Tom McCabe reckons a good guide level to trigger consideration of an adjuvant is when fungicide efficacy is in the region of 80%.

Tom McCabe reckons a good guide level to trigger consideration of an adjuvant is when fungicide efficacy is in the region of 80%.

Dr Tom McCabe, of University College Dublin, has been investigating adjuvants for the past 15 years and believes there’s a role for them to play with the efficacy of some chemistry now under pressure.

 

“There’s a resurgence of interest in using adjuvants, which first rose to prominence in Ireland in the early 1990s. At that time, the fungicides available were modest in terms of efficacy and under the high disease common in the wetter regions of Ireland, adjuvants were used to give a helping hand,” he says.

 

“When epoxiconazole arrived, it was so effective and set a new standard in disease control. Epoxiconazole didn’t need any help, so any interest in adjuvants died a death.”

 

But times have changed again.
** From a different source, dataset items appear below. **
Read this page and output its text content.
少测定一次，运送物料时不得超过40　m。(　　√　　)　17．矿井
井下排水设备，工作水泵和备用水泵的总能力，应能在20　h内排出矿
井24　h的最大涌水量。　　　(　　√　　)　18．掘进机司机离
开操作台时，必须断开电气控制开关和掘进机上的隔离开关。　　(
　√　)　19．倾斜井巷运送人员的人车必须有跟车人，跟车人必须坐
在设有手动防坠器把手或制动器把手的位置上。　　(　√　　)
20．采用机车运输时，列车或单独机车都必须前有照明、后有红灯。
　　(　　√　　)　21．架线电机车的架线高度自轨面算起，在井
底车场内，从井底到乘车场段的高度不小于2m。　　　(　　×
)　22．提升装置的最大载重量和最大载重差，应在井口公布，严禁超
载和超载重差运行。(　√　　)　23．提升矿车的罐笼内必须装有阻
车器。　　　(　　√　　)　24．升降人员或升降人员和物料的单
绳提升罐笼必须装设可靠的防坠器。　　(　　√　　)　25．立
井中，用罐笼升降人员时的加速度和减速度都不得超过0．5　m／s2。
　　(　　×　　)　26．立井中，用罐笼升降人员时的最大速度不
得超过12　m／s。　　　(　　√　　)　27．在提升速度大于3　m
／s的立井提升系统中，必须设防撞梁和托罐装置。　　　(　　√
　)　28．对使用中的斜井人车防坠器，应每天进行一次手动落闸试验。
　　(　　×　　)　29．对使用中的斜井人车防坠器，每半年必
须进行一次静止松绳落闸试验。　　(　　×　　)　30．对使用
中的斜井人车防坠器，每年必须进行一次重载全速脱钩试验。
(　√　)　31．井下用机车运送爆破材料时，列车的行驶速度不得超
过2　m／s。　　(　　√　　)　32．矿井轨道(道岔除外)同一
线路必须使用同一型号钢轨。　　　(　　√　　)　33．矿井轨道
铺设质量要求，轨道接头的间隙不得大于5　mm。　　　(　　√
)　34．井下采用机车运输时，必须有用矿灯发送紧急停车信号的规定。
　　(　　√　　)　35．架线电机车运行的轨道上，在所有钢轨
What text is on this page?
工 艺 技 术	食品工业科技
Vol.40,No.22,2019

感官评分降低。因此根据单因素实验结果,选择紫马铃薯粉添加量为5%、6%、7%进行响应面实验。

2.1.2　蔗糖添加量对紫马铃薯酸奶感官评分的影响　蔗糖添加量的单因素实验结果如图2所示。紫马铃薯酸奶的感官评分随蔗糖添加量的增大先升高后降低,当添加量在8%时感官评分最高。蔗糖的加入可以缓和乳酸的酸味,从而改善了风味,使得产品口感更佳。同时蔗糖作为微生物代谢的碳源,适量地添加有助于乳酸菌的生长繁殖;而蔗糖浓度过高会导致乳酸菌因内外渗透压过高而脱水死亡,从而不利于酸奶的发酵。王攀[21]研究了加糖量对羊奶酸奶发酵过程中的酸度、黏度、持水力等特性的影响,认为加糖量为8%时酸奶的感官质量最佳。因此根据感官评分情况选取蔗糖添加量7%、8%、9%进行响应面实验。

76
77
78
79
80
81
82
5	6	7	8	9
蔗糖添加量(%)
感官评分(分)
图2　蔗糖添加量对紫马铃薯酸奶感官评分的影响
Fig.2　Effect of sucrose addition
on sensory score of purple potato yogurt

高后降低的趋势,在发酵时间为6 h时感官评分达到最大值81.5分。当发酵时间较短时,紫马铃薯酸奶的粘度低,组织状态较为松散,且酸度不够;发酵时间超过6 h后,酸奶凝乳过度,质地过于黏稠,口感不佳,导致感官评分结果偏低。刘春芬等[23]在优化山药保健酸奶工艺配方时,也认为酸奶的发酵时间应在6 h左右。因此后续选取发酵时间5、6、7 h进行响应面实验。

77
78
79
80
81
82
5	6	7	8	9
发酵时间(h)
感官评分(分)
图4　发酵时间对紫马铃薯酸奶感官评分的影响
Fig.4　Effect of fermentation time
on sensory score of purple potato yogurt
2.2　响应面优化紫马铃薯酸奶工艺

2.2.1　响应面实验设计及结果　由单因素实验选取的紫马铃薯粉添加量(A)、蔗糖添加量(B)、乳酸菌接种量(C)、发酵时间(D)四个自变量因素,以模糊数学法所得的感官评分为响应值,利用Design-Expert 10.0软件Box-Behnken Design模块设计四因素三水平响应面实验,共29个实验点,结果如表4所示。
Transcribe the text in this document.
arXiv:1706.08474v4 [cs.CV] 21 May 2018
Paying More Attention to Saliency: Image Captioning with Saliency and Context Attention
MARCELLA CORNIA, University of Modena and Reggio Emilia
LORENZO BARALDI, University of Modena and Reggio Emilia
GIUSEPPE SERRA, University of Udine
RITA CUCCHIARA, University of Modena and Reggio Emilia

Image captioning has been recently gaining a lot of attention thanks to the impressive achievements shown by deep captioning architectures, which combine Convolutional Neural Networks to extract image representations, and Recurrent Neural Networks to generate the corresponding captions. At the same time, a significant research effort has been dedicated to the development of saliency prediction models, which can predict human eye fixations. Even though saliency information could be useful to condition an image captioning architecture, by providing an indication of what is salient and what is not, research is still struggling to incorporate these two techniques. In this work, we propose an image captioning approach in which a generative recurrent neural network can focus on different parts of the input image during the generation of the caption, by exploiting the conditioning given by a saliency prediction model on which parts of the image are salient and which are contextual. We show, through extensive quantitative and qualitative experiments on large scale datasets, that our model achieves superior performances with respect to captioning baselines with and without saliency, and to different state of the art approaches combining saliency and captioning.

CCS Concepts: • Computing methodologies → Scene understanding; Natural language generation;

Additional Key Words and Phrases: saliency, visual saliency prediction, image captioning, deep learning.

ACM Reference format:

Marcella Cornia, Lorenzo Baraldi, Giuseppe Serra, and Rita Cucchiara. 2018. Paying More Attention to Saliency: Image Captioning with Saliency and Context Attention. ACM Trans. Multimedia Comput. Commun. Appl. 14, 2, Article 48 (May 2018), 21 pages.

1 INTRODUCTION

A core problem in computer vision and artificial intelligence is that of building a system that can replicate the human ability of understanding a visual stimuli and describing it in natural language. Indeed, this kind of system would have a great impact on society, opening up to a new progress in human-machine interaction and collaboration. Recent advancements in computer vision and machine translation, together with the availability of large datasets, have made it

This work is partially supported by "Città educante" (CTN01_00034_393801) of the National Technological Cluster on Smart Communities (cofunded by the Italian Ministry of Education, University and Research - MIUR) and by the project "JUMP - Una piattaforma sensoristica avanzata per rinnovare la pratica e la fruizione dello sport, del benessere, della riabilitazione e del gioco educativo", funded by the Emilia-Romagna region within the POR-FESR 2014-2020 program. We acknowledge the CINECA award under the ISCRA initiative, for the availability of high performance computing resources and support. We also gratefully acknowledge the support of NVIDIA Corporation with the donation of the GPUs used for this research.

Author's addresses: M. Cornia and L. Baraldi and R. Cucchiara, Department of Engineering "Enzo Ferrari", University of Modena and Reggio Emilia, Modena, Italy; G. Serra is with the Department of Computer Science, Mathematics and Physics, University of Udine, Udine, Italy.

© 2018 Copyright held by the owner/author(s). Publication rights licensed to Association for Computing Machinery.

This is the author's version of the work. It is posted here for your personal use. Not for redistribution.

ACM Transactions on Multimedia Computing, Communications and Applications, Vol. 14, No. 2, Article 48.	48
Triazoles have lost a great deal of efficacy, especially when it comes to their curative capabilities, he points out. “It’s not unforeseeable that leading SDHI fungicides may also need help in the future if resistance goes on to develop in the field,” he believes.

 

“A whole generation of farmers has benefited from an era of reasonably high efficacy products but those times are more behind us than ahead of us. We could be moving into a situation where fungicide efficacy is more in the region of 50-80%, with chlorothalonil holding the show together, than the high 90%s we’ve been used to.”

 

This is where strategic use of adjuvants could make a difference by giving struggling fungicides a bit of help, reckons Tom McCabe, on the basis of his trials evidence.

Improved GLA

“Looking at a number of trials over different seasons, the trend is the same. Where we’ve added the adjuvant Kantor to different triazoles mixtures, we’ve seen improved green leaf area, better disease control and yield responses in the range 0.26-0.66t/ha,” he explains.

 

So does that mean every fungicide would benefit from the inclusion of an adjuvant? The answer is absolutely not, says Tom McCabe.

 

“I reckon a good guide level to trigger consideration of an adjuvant, is when fungicide efficacy is in the region of 80%. With azoles, their curative activity is now in the region of 30% so they need some help,” he says.

 

But what about the SDHI chemistry? It’s still effective in the field and there hasn’t been a slip in efficacy. As long as robust rates of SDHI are being used, he believes that an adjuvant in the tank won’t make a noticeable difference to disease control at current efficacy levels.

 

“By robust I mean 80% of the full label rate. With many growers looking at cutting costs, SDHI may be going on at lower rates than this. If you do cut rates, then at least put in an adjuvant,” he advises. “The trouble is that the triazole component is very weak, so it’s going to give very little protection to the SDHI chemistry if you cut rates below this level.”

 

Pippa Hutchinson, Agrii’s regional commercial manager in the East, agrees that selecting the right rate of fungicide is a crucial starting point but efficacy can be improved by the addition of an adjuvant.

 

“In our farm trials, we’ve seen bigger benefits from the addition of an adjuvant than we’ve seen between different products,” she says, adding that adjuvants seems to give a bigger response in a farm setting than in small plot trials, where application is much less variable than in actual farm practice.

 

“Where an adjuvant can really help is when a spray timing has been delayed because it helps the fungicide get into the leaf faster and working more quickly,” she adds.

 

Tom McCabe warns that adjuvants won’t stop septoria resistance to SDHIs from happening if the insensitive mutations multiply rapidly in the field. “What they can provide is support to the efficacy of struggling partner products to give the SDHI more underlying protection.”